Reputation: 33
While working with a linear regression model I split the data into a training set and test set. I then calculated R^2, RMSE, and MAE using the following:
lm.fit(X_train, y_train)
R2 = lm.score(X,y)
y_pred = lm.predict(X_test)
RMSE = np.sqrt(metrics.mean_squared_error(y_test, y_pred))
MAE = metrics.mean_absolute_error(y_test, y_pred)

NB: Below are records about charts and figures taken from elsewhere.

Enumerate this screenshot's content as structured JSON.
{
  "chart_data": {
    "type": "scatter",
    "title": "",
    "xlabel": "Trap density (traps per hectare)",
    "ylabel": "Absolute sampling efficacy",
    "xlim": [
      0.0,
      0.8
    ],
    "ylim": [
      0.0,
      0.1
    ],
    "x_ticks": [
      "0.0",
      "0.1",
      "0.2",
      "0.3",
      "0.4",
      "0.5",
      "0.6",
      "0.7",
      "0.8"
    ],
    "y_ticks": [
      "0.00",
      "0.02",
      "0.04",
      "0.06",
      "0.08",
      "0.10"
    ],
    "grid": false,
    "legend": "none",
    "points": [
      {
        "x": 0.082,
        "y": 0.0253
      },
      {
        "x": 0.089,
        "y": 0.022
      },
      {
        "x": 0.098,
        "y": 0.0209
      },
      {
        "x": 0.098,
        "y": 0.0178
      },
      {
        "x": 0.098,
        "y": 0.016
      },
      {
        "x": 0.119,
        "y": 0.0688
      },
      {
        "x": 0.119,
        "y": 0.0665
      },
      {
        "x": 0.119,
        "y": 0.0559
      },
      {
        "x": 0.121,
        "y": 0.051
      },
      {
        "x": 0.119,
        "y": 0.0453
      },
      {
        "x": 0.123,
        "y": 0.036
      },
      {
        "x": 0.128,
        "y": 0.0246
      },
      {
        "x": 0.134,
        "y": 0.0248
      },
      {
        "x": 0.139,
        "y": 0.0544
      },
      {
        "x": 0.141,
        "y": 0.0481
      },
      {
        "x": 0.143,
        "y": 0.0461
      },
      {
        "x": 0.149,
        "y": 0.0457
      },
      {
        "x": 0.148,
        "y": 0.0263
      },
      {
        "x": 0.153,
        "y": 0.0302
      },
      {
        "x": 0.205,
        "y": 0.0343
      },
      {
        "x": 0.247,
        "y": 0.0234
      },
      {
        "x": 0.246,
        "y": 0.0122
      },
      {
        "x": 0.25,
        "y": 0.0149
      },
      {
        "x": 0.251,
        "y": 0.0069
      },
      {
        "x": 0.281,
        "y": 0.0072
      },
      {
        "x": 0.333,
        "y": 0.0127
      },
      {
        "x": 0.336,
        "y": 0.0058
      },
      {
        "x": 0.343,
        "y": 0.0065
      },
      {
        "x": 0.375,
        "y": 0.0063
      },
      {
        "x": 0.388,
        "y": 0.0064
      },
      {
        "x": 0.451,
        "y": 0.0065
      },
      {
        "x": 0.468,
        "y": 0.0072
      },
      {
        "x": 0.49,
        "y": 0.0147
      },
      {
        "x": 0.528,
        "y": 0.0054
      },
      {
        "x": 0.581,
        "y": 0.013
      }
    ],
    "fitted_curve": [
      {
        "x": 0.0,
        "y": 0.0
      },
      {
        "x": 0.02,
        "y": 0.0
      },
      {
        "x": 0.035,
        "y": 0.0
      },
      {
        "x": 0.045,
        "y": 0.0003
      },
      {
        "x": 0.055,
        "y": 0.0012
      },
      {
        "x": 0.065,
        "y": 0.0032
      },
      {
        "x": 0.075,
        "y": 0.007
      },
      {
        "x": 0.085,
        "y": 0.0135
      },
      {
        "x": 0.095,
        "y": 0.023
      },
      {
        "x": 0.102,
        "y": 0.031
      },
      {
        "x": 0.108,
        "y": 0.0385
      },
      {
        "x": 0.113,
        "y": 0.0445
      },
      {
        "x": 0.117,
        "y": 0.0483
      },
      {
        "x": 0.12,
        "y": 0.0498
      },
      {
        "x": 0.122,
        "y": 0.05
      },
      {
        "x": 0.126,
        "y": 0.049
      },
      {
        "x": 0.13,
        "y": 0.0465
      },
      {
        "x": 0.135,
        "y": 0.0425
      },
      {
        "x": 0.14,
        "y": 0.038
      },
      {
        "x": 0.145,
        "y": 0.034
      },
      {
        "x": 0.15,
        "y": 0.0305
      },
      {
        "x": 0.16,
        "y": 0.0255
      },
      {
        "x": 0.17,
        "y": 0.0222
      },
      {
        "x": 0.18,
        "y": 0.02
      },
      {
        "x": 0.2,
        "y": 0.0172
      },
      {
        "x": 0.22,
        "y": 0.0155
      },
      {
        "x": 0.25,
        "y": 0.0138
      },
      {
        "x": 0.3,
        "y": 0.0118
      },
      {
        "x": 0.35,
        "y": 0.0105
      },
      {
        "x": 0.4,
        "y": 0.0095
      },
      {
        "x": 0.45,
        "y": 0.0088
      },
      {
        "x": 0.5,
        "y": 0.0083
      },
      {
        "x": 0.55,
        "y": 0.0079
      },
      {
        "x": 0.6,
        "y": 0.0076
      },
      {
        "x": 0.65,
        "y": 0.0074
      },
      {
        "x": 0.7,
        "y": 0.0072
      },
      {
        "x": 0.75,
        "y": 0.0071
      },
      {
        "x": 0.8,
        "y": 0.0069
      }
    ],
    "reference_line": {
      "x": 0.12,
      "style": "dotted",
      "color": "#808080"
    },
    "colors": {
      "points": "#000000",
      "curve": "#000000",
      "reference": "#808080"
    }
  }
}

I thought that I was calculating R^2 for the entire data set (instead of comparing the training and original data). However, I learned that you must fit the model before you score it, therefore I'm not sure if I'm scoring the original data (as inputted in R2) or the data that I used to fit the model (X_train, and y_train). When I run:
lm.fit(X_train, y_train)
lm.score(X_train, y_train)
I get a different result than what I got when I was scoring X and y. So my question is are the inputs to the .score parameter compared to the model that was fitted (thereby making lm.fit(X,y); lm.score(X,y) the R^2 value for the original data and lm.fit(X_train, y_train); lm.score(X,y) the R^2 value for the original data based off the model created in .fit.) or is something else entirely happening?
Upvotes: 3
Views: 10401
Reputation: 11
fit() that only fit the data which is synonymous to train, that is fit the data means train the data. score is something like testing or predict.
So one should use different dataset for training the classifier and testing the acuracy One can do like this. X_train,X_test,y_train,y_test=cross_validation.train_test_split(X,y,test_size=0.2) clf=neighbors.KNeighborsClassifier() clf.fit(X_train,y_train) accuracy=clf.score(X_test,y_test)
Upvotes: 1